Football
- Editor: Denis Vdovin
- Former editors: Pyotr Kamenchenko
- Categories: Association football
- Frequency: Weekly
- Format: Magazine
- First issue: May 29, 1960; 66 years ago
- Country: Russia
- Language: Russian
- Website: ftbl.ru
- OCLC: 1043646856

= Football (magazine) =

Russian sports magazine

Football (Футбол) was a weekly magazine about football and hockey, published since May 1960 until June 2019. It was a main informational partner of the Football Federation of the Soviet Union.

Since 1964 it was conducting polls for the main annual footballers' honours known as the Soviet Footballer of the Year and later Footballer of the Year in Russia. It is a media sponsor of the Russian Football Union and the Professional Football League. Since January 2007, in each room are printed posters of teams and players.

==History==
The first Football weekly issue was published May 29, 1960 as a Sunday magazine of Sovetsky Sport. Before that, the chairman of Football Federation of the Soviet Union Valentin Granatkin on one of said plenums of the alleged publication of the journal.

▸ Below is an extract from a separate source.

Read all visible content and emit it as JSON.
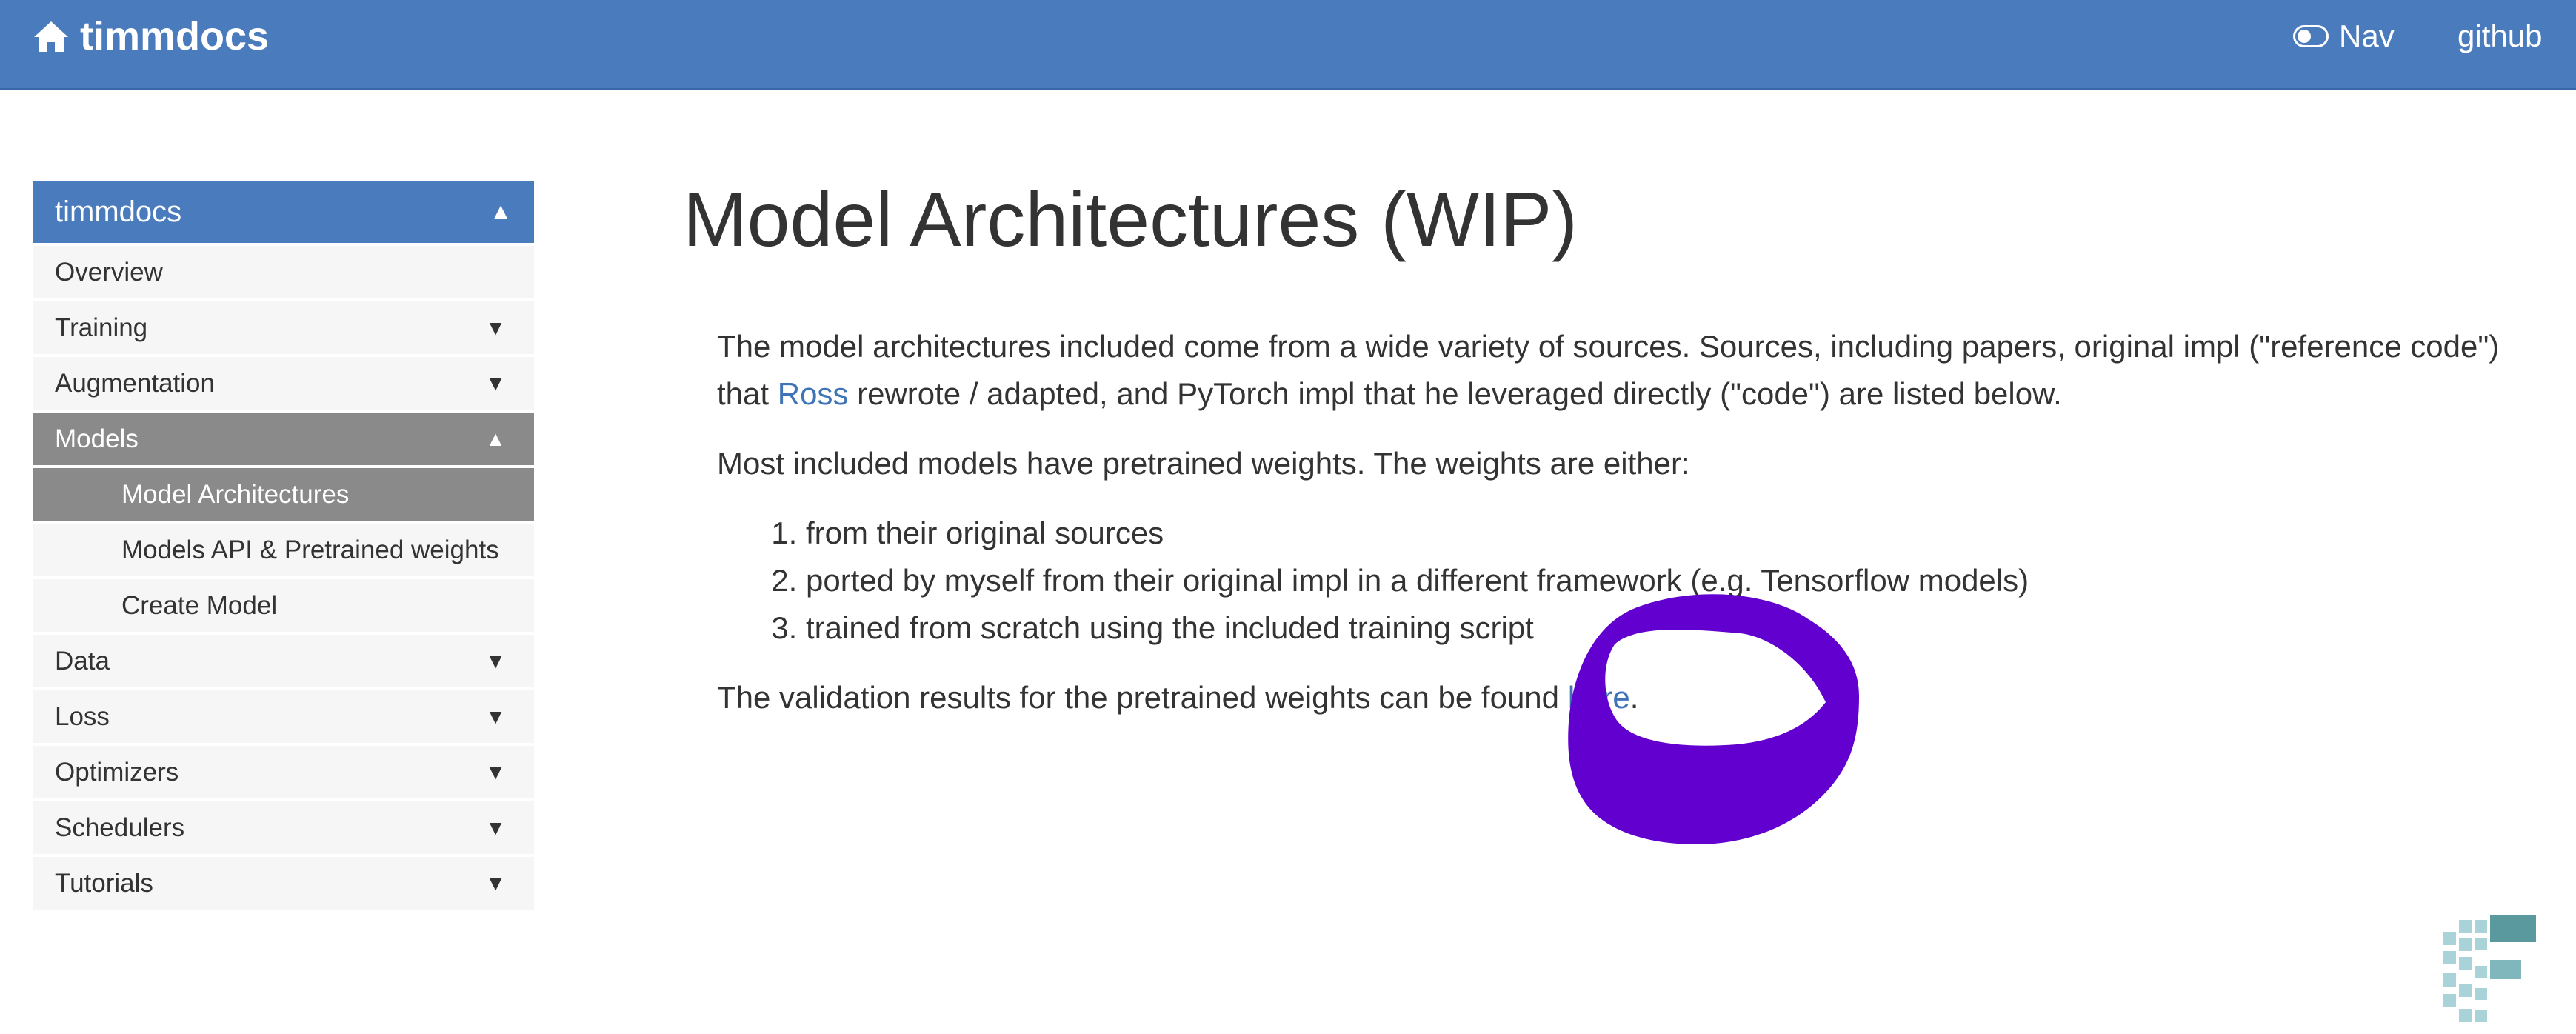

In 1967, the weekly was renamed the Football-Ice Hockey. In an editorial column of this action was justified by the increased popularity of the sport. During perestroyka in one of the articles it has been written that the reason for the name change was the desire of one of the approximate Leonid Brezhnev. The publication came out at 16 black and white pages.

At the initiative of Konstantin Yesenin was established Grigory Fedotov club. In May 2015 the weekly renamed Football-Ice Hockey, published information and statistical annex 90 minutes.

==The editors==
- Martyn Merzhanov (1960-1966)
- Lev Filatov (1966-1983)
- Gennady Radchuk (1983-1984)
- Viktor Ponedelnik (1984-1990)
- Oleg Kucherenko (1990-2004)
- Pyotr Kamenchenko (2004-2013)
- Denis Vdovin (2013-2019)

==Interesting facts==
In the American film Red Dawn (1984) on the counter placed weekly No. 21 for the year 1983 (the scene visits teens shop in the city, occupied by the Soviet army).